In a Substack post, the “Good as Hell” singer revealed, “I started losing weight in the fall of 2023. I was severely depressed. I had been the subject of vicious scandal, and it felt like the whole world turned its back on me. I became deeply suicidal. I cut off all my loved ones.”

She explained she was going through a “scandal” at the time, referring to a lawsuit from three of her former backup dancers accusing her of sexual and religious harassment and creating a hostile work environment, among other allegations, all of which Lizzo denied.

In the Substack post, Lizzo felt like she “couldn’t trust anyone” and that people were making things up about her, resulting in “extreme isolation.”

The singer admitted in the past she would “binge when sad and depressed” and “order hundreds of dollars of delivery and eat everything until my stomach felt like it would explode.”

But this time was different for her. Instead, she channeled her negative feelings into Pilates, and began losing some weight.

“I found that I had lost some weight in that process, but it wasn’t as significant as it is now. Because it wasn’t intentional. I’d decided that winter to sit and record a video saying I wanted to intentionally lose weight. Why? I guess I felt like I had lost everything, and I wanted to change,” she wrote.

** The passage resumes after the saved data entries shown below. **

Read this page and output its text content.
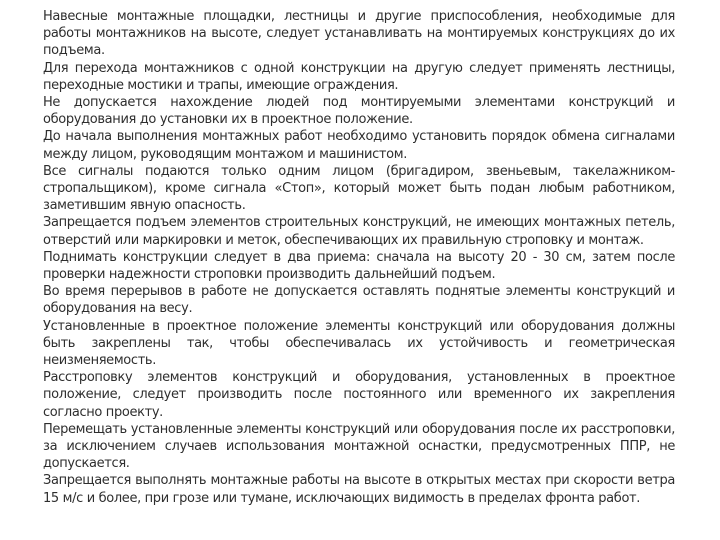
Навесные монтажные площадки, лестницы и другие приспособления, необходимые для работы монтажников на высоте, следует устанавливать на монтируемых конструкциях до их подъема.

Для перехода монтажников с одной конструкции на другую следует применять лестницы, переходные мостики и трапы, имеющие ограждения.

Не допускается нахождение людей под монтируемыми элементами конструкций и оборудования до установки их в проектное положение.

До начала выполнения монтажных работ необходимо установить порядок обмена сигналами между лицом, руководящим монтажом и машинистом.

Все сигналы подаются только одним лицом (бригадиром, звеньевым, такелажником-стропальщиком), кроме сигнала «Стоп», который может быть подан любым работником, заметившим явную опасность.

Запрещается подъем элементов строительных конструкций, не имеющих монтажных петель, отверстий или маркировки и меток, обеспечивающих их правильную строповку и монтаж.

Поднимать конструкции следует в два приема: сначала на высоту 20 - 30 см, затем после проверки надежности строповки производить дальнейший подъем.

Во время перерывов в работе не допускается оставлять поднятые элементы конструкций и оборудования на весу.

Установленные в проектное положение элементы конструкций или оборудования должны быть закреплены так, чтобы обеспечивалась их устойчивость и геометрическая неизменяемость.

Расстроповку элементов конструкций и оборудования, установленных в проектное положение, следует производить после постоянного или временного их закрепления согласно проекту.

Перемещать установленные элементы конструкций или оборудования после их расстроповки, за исключением случаев использования монтажной оснастки, предусмотренных ППР, не допускается.

Запрещается выполнять монтажные работы на высоте в открытых местах при скорости ветра 15 м/с и более, при грозе или тумане, исключающих видимость в пределах фронта работ.
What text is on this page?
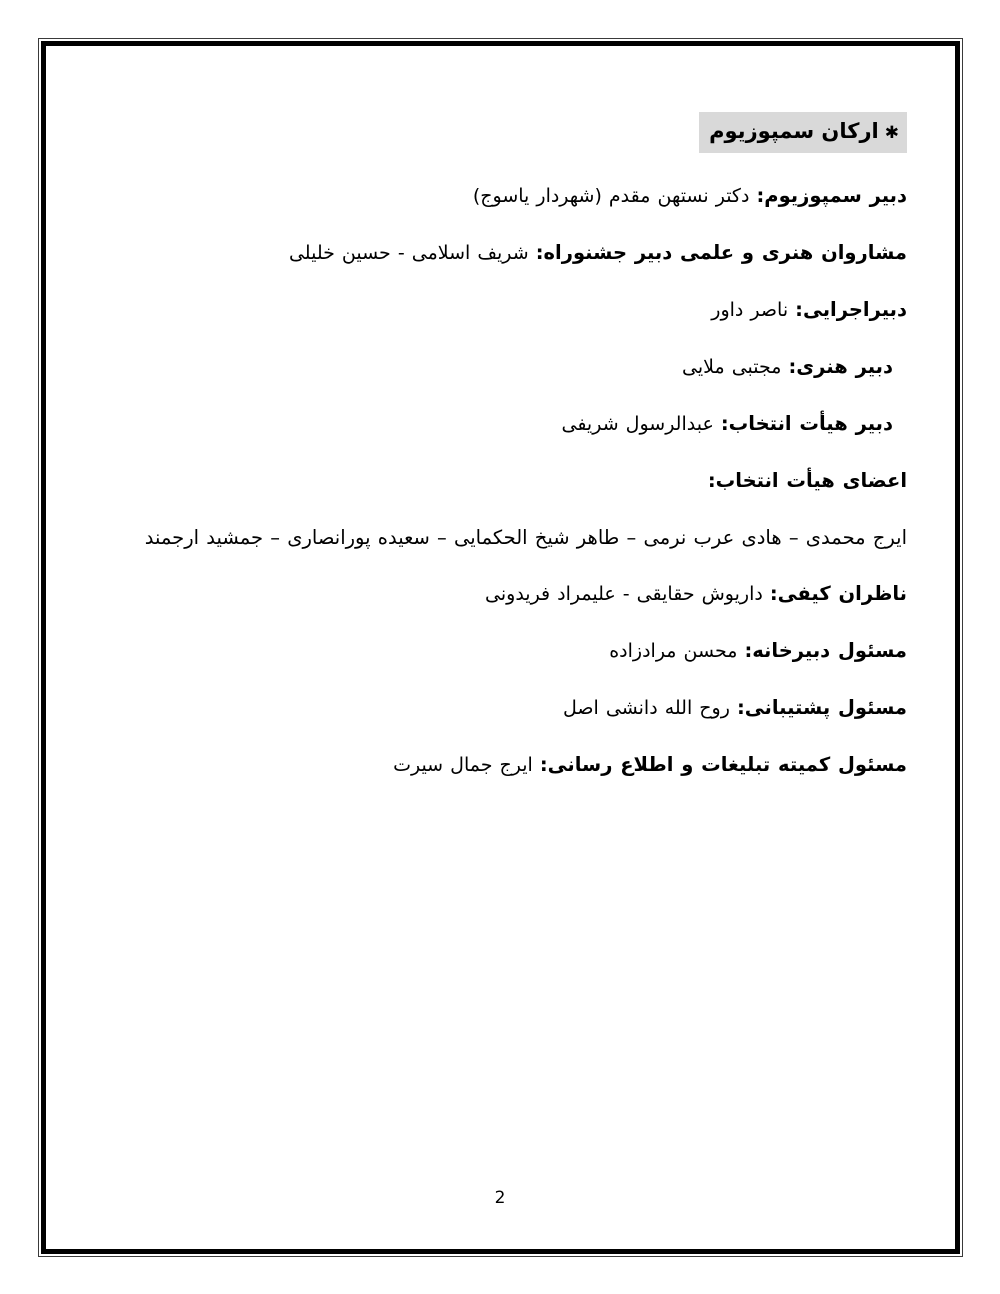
✱ارکان سمپوزیوم

دبیر سمپوزیوم: دکتر نستهن مقدم (شهردار یاسوج)

مشاروان هنری و علمی دبیر جشنوراه: شریف اسلامی - حسین خلیلی

دبیراجرایی: ناصر داور

دبیر هنری: مجتبی ملایی

دبیر هیأت انتخاب: عبدالرسول شریفی

اعضای هیأت انتخاب:

ایرج محمدی – هادی عرب نرمی – طاهر شیخ الحکمایی – سعیده پورانصاری – جمشید ارجمند

ناظران کیفی: داریوش حقایقی - علیمراد فریدونی

مسئول دبیرخانه: محسن مرادزاده

مسئول پشتیبانی: روح الله دانشی اصل

مسئول کمیته تبلیغات و اطلاع رسانی: ایرج جمال سیرت

2
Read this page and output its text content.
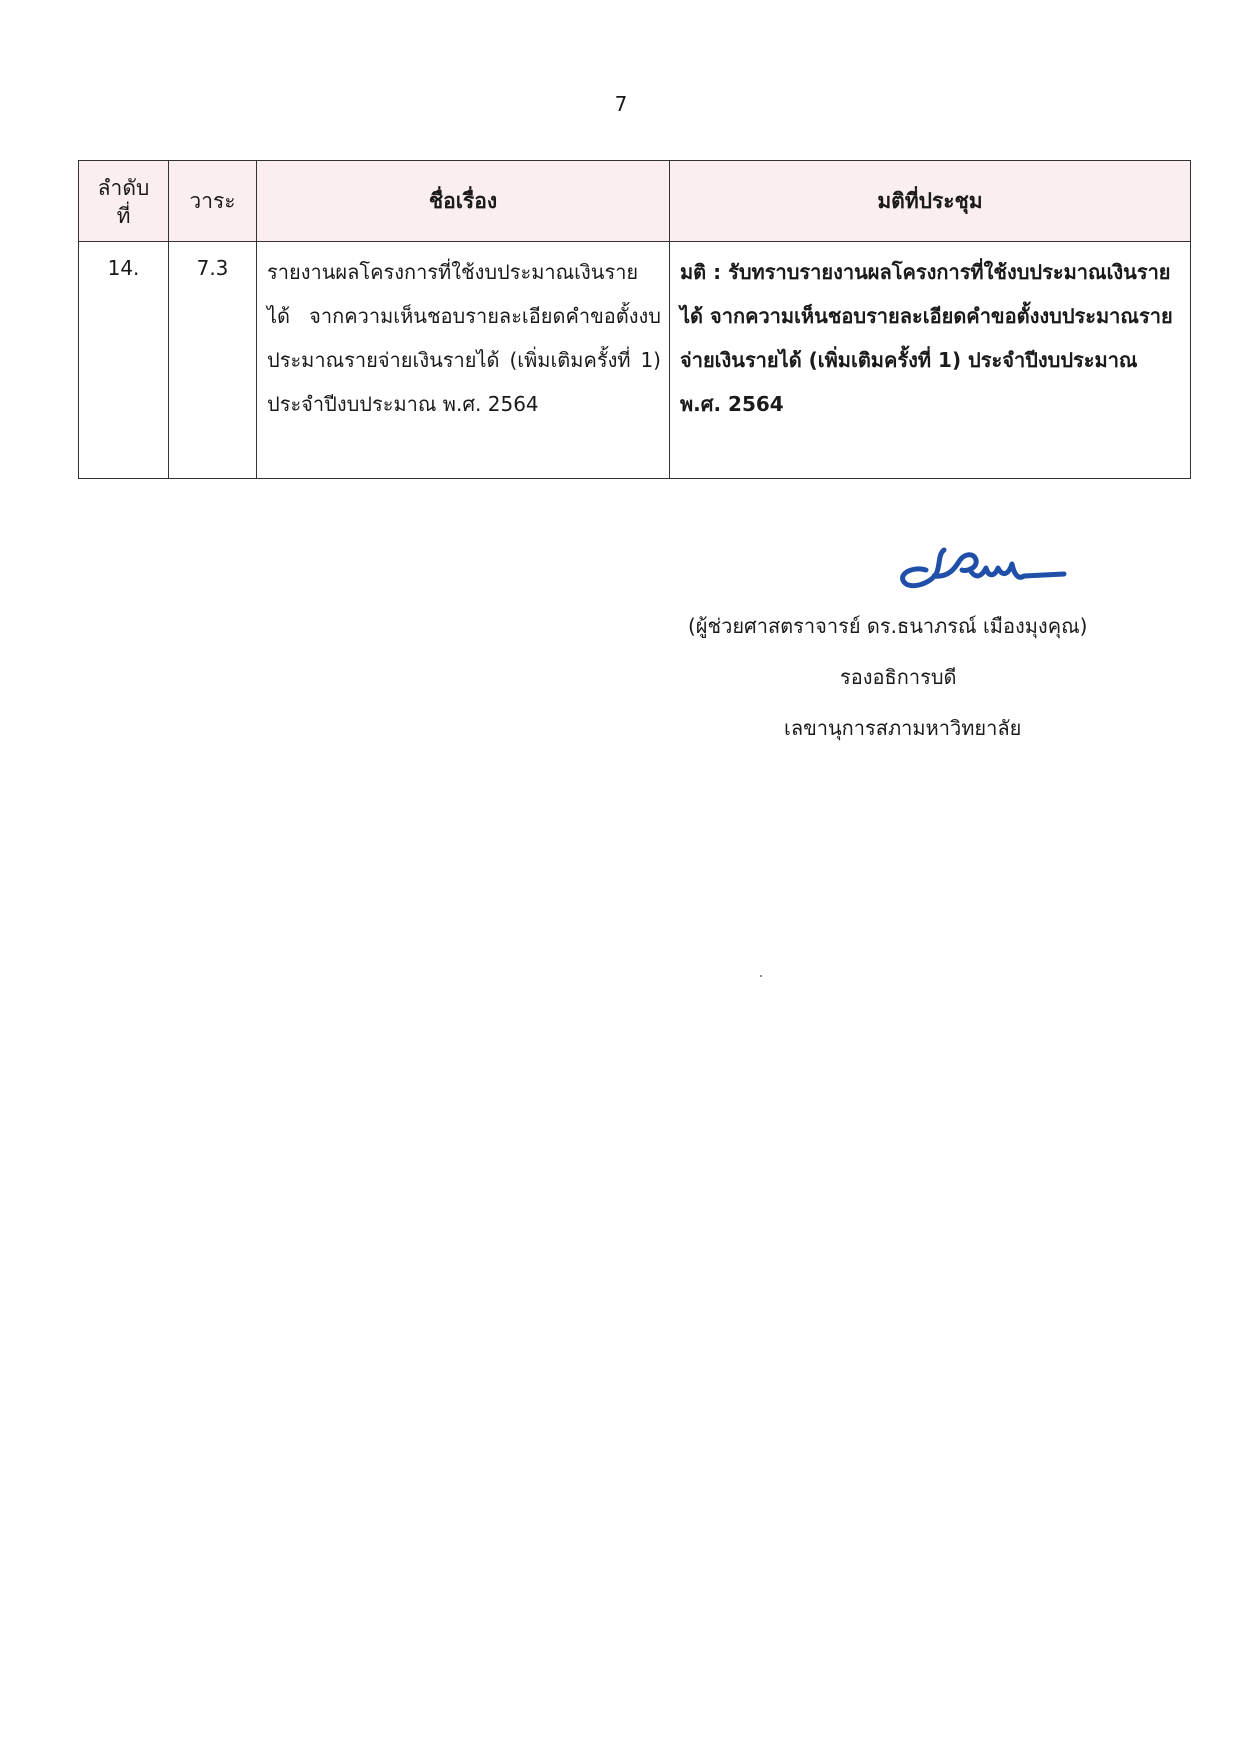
7
ลำดับ
ที่	วาระ	ชื่อเรื่อง	มติที่ประชุม
14.	7.3	รายงานผลโครงการที่ใช้งบประมาณเงินรายได้ จากความเห็นชอบรายละเอียดคำขอตั้งงบประมาณรายจ่ายเงินรายได้ (เพิ่มเติมครั้งที่ 1) ประจำปีงบประมาณ พ.ศ. 2564	มติ : รับทราบรายงานผลโครงการที่ใช้งบประมาณเงินรายได้ จากความเห็นชอบรายละเอียดคำขอตั้งงบประมาณรายจ่ายเงินรายได้ (เพิ่มเติมครั้งที่ 1) ประจำปีงบประมาณ พ.ศ. 2564
(ผู้ช่วยศาสตราจารย์ ดร.ธนาภรณ์ เมืองมุงคุณ)
รองอธิการบดี
เลขานุการสภามหาวิทยาลัย
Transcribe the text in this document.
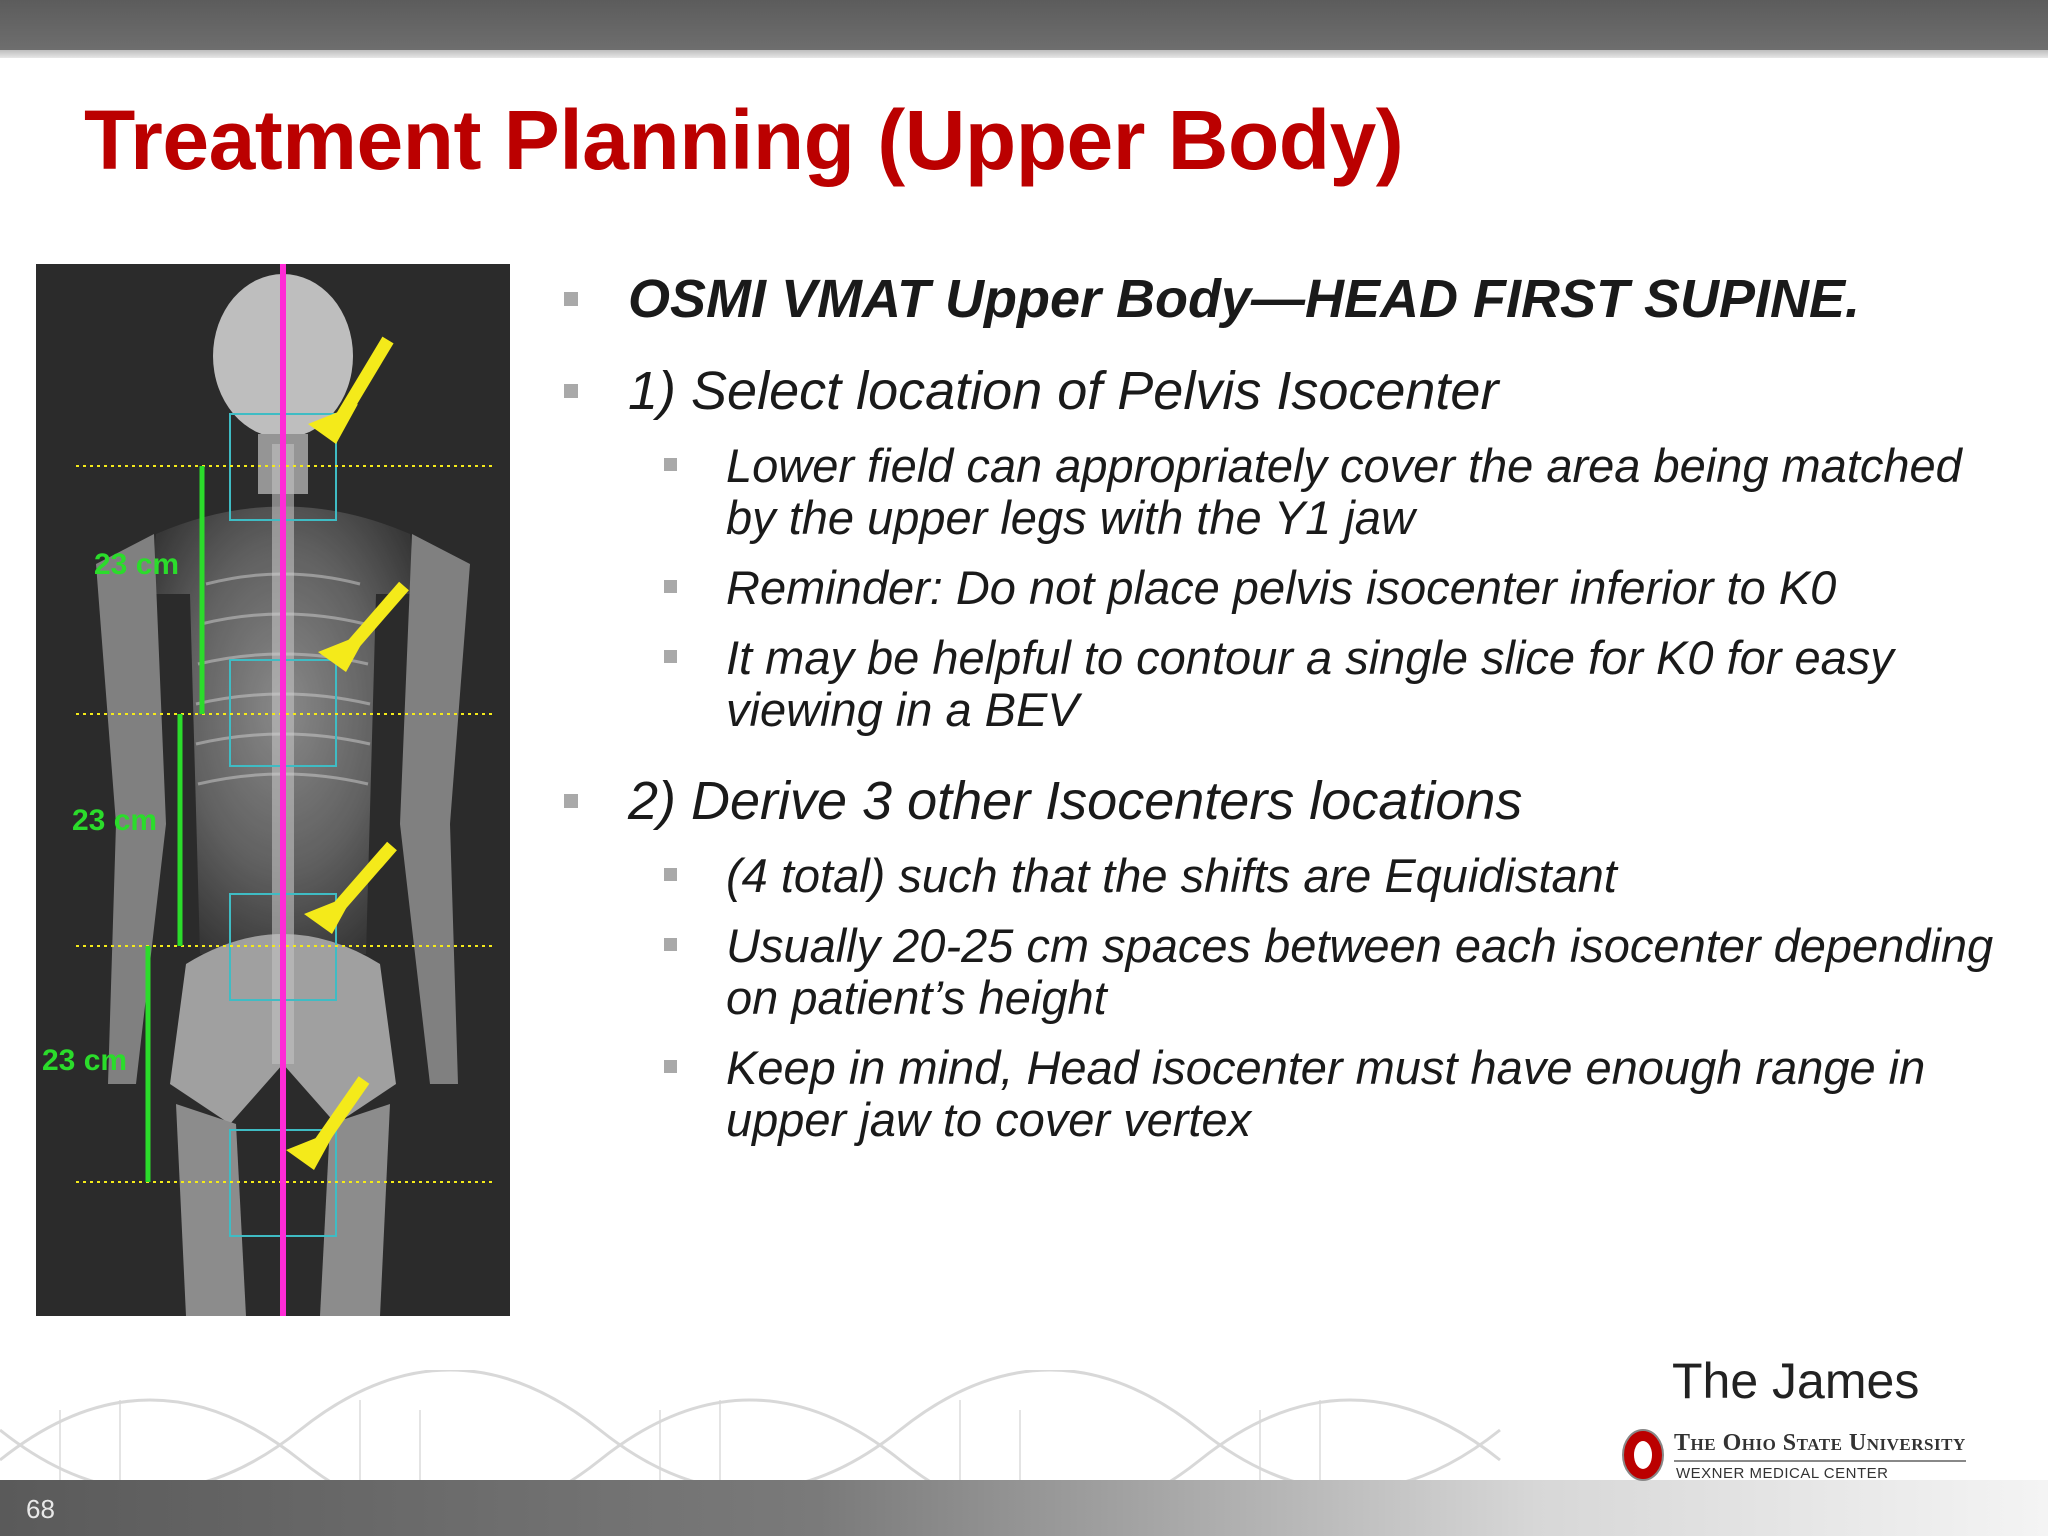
Treatment Planning (Upper Body)
23 cm
23 cm
23 cm
OSMI VMAT Upper Body—HEAD FIRST SUPINE.
1) Select location of Pelvis Isocenter
Lower field can appropriately cover the area being matched by the upper legs with the Y1 jaw
Reminder: Do not place pelvis isocenter inferior to K0
It may be helpful to contour a single slice for K0 for easy viewing in a BEV
2) Derive 3 other Isocenters locations
(4 total) such that the shifts are Equidistant
Usually 20-25 cm spaces between each isocenter depending on patient’s height
Keep in mind, Head isocenter must have enough range in upper jaw to cover vertex
68
The James
The Ohio State University
WEXNER MEDICAL CENTER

Lizzo explained that she spoke with therapists who helped her understand that weight had been a “protective shield” for her and she was ready to “release myself from it.”

She added that losing weight wasn’t about being “thin,” and doesn’t think she’ll ever fit that definition in a conventional sense.

“I will always have the stretch, and the skin of a woman who carries great weight,” she wrote. “And I’m proud of that. Even when the world doesn’t want me to be. The way I’ve been treated as a public figure since I was introduced to the world as a confident, body positive figure has been borderline emotional abuse. And it’s simply because of my weight.”

The “Truth Hurts” singer said some people thought she was being “performative” and had “internalized fatphobia,” but she was tired of her “identity being overshadowed” by her weight.

“I am still a proud big girl. Objectively Big. Over 200 pounds. And I love myself as much as I’ve loved myself no matter what the scale says,” she wrote.